A Governing.com blog post by finance writer Liz Farmer includes a little history lesson for conservative governors looking to swap income tax cuts for higher sales taxes. In order to avoid a massive drop-off in tax revenue in such a scenario, states would be obliged to not only increase their sales tax rate, but expand it beyond goods to include services as well.
But an example from Florida’s recent past gives reason to pause:
Expanding the sales base to include services would address both of those issues. However, getting that idea past the powerful lobbies that advocate for the affected industries is another question. In 1987, the Florida Legislature enacted an expanded sales tax on services like including advertising, legal, accounting and construction services. The move was met with enormous outcry. Major corporations like Coca-Cola and Procter & Gamble canceled or reduced their advertising in the state to protest the tax while business groups canceled at least 60 conventions they had booked in the state. The tax lasted just six months until it was repealed and the legislature instead voted to raise the sales tax from 5 percent to 6 percent, a rate that is still in effect today.

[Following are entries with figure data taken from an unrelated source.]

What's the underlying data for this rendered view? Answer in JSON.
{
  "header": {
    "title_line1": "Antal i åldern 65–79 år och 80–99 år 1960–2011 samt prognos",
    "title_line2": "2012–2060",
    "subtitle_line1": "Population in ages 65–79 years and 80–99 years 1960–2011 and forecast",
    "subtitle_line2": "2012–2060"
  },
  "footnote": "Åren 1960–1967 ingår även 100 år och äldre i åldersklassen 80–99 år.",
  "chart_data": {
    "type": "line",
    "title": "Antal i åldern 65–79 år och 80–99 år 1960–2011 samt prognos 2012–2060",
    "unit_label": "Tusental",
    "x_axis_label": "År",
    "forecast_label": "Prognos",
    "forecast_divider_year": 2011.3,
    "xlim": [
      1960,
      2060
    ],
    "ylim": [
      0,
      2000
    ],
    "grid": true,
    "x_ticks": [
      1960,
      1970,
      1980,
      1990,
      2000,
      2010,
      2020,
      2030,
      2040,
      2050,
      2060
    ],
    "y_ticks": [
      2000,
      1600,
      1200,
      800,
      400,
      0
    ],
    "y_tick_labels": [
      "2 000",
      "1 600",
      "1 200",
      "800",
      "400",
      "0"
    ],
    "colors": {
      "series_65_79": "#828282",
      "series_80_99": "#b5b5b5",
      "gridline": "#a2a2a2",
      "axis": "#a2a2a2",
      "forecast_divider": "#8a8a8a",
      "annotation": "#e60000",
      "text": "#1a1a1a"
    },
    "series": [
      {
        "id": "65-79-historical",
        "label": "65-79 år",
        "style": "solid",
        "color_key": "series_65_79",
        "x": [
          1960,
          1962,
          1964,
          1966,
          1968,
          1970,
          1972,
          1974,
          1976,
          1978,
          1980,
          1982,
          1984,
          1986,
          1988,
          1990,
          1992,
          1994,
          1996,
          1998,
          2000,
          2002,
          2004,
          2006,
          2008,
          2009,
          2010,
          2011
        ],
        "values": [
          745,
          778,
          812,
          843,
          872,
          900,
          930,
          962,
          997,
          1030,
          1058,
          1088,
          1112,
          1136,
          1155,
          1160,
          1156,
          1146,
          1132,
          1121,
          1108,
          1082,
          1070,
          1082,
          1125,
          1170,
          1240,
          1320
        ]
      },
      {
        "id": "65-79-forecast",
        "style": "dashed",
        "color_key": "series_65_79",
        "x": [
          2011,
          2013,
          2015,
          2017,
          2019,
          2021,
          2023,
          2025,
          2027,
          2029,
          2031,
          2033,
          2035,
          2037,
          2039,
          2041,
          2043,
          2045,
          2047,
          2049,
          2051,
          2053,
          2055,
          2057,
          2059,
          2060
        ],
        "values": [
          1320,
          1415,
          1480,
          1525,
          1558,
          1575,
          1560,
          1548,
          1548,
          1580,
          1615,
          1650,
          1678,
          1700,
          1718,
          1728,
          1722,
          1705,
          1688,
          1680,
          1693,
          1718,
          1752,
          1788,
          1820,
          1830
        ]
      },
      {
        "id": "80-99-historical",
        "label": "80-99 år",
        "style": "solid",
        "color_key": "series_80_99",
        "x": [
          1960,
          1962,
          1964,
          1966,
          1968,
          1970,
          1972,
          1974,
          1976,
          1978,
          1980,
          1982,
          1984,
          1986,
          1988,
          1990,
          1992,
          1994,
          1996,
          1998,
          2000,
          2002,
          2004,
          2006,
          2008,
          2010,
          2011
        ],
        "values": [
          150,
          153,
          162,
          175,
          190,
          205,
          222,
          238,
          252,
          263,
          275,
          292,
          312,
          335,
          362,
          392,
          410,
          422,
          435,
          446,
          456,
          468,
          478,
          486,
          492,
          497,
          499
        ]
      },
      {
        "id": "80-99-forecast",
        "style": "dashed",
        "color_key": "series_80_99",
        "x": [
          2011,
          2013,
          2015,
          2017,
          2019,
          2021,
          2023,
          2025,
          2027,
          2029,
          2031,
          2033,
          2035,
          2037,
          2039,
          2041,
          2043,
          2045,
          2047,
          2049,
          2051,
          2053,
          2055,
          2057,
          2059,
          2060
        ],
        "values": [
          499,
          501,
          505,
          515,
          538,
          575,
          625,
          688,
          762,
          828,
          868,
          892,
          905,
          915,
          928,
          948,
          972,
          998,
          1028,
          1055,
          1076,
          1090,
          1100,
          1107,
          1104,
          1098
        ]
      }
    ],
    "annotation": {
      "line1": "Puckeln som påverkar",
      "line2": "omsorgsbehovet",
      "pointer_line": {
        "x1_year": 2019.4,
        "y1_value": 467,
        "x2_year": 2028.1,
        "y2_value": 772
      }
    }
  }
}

It’s worth noting that a tax expert quoted in the blog confirms that income taxes are the most destructive tax because they create a disincentive to build wealth. However, as the experience in Florida shows, a workable sales tax runs the risk of becoming quickly unpopular once consumers start seeing the true cost of government on every commercial transaction.
Assuming some states do enact the income-for-sales-tax swap, maybe the sticker shock will prompt another round of reform; one that perhaps lets third-party vendors compete for government contracts to deliver services at a fraction of what it costs to fund a bureaucracy.